Aboitiz Power Corp. submitted an offer to challenge Manila Electric Co.’s proposal to operate, maintain and manage Baguio City Economic Zone’s power distribution system for 25 years.
“We submitted an offer to service the requirements of Baguio Export Processing Zone. We have no news yet of the decision,” Aboitiz Power chief operating officer Emmanuel Rubio said.
The Philippine Economic Zone Authority earlier called for a competitive proposal to operate, maintain and manage BCEZ’s power distribution system for 25 years.
“It’s a good opportunity to grow our distribution business albeit small. It allows us to expand to other ecozones,” Rubio said.
Meralco senior vice president and head of customer retail services and corporate communication Al Panlilio said he was hoping that the company’s offer would be “more competitive” than Aboitiz Power’s.
Meralco is the country’s biggest power distributor with over six million customers in its franchise area.
Aboitiz Power is currently one of the largest electricity distributors in the Philippines with ownership interests in seven distribution utilities including Visayan Electric Co. and Davao Light and Power Co., the country’s second and third largest, respectively.
Both companies also offered bids to become the joint venture partner of state-run Bases Conversion and Development Authority for the development of electric power distribution in New Clark City.
Meanwhile, Peza said the offer of Aboitiz Power was a more “superior proposal” to the offer of state-run National Transmission Corp. and partner Benguet Electric Cooperative.
Peza earlier said the joint counterproposal of Transco with Beneco challenging the offer of Meralco “failed to pass the evaluation.”
Peza also cited the financial reports of Beneco, TransCo’s outstanding debts and the
proposed distribution rates for the decision.
TransCo president Melvin Matibag, in a letter to Peza, noted “the lack of transparent process, guidelines, terms of reference, very short transaction schedule and evaluation criteria.”
He said these could not be the reason of Peza for rejecting their proposal.
“We also find Peza’s procedures quite inconsistent with government’s thrust for complete transparency, competitiveness, simplicity and accountability. Thus, a third-party observer might entertain a reasonable conclusion that the transaction might be giving unwarranted benefits, advantage or preference to a private entity,” Matibag said.
He said while Beneco’s income statement showed negative net income, it did not mean real financial loss. Matibag said this was because the financial report of the electric cooperative did not reflect the total revenue collected from member-consumers while they were required to report non-cash depreciation expense.
Matibag said there was also a difference in the financial computation of electric cooperatives like Beneco and private distribution firms like Meralco.
He said Beneco had a financial rating of 30 percent, according to the National Electrification Administration which meant it “did not default on its obligations to power suppliers, transmission service provider, creditors, government, employees, etc.”
Matibag said Beneco also scored 30 percent in technical performance because of its single-digit system loss of 8 percent to 9 percent.
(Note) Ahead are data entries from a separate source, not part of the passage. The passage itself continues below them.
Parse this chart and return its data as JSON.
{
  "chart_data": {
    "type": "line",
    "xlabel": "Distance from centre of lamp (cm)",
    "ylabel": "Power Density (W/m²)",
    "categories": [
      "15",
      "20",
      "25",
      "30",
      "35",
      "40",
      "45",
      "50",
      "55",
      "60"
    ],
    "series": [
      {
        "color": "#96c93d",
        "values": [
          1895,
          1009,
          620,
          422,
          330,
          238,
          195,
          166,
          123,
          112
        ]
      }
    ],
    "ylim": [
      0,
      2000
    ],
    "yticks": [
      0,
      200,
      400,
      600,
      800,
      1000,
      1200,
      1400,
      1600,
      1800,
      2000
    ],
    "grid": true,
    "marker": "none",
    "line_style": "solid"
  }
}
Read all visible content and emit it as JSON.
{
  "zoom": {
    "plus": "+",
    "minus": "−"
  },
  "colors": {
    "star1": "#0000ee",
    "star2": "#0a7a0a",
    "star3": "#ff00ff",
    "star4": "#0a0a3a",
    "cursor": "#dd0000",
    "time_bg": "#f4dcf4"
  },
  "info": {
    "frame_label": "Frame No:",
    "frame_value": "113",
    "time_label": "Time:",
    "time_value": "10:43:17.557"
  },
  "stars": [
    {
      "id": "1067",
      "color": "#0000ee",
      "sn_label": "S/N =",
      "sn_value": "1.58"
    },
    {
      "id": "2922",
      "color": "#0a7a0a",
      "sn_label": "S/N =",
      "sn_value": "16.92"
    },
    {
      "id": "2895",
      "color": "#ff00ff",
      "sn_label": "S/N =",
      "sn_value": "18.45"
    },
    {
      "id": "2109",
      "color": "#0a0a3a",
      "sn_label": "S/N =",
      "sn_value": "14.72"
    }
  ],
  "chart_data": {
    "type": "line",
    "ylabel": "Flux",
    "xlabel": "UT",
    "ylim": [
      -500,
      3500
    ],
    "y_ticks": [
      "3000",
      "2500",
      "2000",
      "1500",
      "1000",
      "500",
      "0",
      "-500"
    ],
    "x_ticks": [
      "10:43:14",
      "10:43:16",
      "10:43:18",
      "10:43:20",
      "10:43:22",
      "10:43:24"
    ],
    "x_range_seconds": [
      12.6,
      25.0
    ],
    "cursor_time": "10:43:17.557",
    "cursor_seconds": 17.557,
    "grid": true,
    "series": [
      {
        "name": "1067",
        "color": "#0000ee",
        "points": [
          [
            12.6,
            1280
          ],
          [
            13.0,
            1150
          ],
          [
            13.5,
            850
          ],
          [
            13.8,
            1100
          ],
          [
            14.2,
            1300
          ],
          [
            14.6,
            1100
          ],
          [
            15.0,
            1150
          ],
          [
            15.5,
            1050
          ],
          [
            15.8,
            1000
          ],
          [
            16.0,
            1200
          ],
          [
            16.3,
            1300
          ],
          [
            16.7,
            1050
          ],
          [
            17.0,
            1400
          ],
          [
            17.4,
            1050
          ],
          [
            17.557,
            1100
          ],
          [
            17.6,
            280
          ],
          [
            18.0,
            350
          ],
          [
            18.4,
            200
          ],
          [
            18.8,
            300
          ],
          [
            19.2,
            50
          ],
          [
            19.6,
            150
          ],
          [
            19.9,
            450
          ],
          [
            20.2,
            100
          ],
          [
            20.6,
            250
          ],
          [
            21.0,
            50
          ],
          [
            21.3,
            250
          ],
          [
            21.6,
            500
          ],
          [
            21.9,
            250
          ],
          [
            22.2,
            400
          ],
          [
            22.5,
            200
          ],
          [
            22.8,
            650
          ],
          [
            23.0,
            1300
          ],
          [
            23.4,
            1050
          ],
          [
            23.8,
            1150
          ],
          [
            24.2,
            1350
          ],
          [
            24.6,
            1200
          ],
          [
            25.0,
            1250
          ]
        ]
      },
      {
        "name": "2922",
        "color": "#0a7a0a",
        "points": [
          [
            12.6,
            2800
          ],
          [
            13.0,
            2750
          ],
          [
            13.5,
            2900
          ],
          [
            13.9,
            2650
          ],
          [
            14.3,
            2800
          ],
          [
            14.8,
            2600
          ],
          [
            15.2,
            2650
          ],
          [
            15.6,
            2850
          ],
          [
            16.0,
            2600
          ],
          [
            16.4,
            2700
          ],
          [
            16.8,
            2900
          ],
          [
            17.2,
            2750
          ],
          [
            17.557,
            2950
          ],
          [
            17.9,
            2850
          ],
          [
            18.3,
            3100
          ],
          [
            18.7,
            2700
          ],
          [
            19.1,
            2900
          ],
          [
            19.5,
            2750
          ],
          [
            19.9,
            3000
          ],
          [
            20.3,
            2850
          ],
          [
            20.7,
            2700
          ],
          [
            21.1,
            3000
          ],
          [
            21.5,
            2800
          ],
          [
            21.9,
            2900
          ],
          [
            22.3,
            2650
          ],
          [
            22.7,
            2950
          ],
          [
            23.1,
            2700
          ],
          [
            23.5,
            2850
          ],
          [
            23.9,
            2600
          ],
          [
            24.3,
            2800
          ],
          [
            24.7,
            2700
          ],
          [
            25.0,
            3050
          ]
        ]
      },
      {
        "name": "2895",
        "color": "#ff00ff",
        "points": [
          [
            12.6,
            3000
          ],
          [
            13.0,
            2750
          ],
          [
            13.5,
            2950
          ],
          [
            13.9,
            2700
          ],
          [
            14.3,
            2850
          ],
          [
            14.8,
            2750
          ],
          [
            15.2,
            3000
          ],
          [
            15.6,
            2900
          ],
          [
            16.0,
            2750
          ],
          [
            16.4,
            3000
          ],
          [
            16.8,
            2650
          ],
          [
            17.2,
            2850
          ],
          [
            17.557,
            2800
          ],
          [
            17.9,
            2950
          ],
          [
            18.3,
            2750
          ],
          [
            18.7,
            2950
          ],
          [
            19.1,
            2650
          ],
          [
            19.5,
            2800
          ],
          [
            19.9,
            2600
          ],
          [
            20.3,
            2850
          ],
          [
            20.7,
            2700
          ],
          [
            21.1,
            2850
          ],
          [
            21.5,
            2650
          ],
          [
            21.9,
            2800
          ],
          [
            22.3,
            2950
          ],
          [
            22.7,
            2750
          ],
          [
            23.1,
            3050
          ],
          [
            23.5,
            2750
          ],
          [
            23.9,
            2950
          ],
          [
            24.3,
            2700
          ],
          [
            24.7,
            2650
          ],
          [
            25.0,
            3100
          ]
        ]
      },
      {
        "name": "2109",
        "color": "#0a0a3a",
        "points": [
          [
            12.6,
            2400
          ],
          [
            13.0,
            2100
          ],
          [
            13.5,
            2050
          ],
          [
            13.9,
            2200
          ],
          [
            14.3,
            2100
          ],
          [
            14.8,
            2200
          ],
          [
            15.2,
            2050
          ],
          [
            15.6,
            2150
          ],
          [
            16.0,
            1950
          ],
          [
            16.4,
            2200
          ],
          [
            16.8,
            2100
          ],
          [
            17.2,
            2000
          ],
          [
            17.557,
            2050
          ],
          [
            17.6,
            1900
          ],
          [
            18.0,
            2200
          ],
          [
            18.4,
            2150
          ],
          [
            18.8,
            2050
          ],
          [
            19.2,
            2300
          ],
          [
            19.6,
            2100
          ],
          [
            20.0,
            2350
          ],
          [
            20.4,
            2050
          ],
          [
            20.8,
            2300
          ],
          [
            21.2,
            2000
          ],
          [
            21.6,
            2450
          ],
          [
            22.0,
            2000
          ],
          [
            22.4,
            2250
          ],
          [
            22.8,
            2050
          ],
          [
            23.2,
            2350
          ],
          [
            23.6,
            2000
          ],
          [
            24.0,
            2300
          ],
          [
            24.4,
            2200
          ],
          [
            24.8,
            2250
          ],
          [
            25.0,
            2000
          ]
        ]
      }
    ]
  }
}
“The efficient operation of Beneco as one of the leading and usually benchmarked distribution utilities in the country is what motivated Beneco to participate in the Peza selection process,” he said.
Matibag said TransCo had fully settled its tax liabilities with the government amounting to P876 million, while the remaining P856 million was subject to tax abatement with the Bureau of Internal Revenue.
“We request Peza not to take against TransCo this tax liability for purposes of evaluating its financial performance and capability under this transaction,” he said.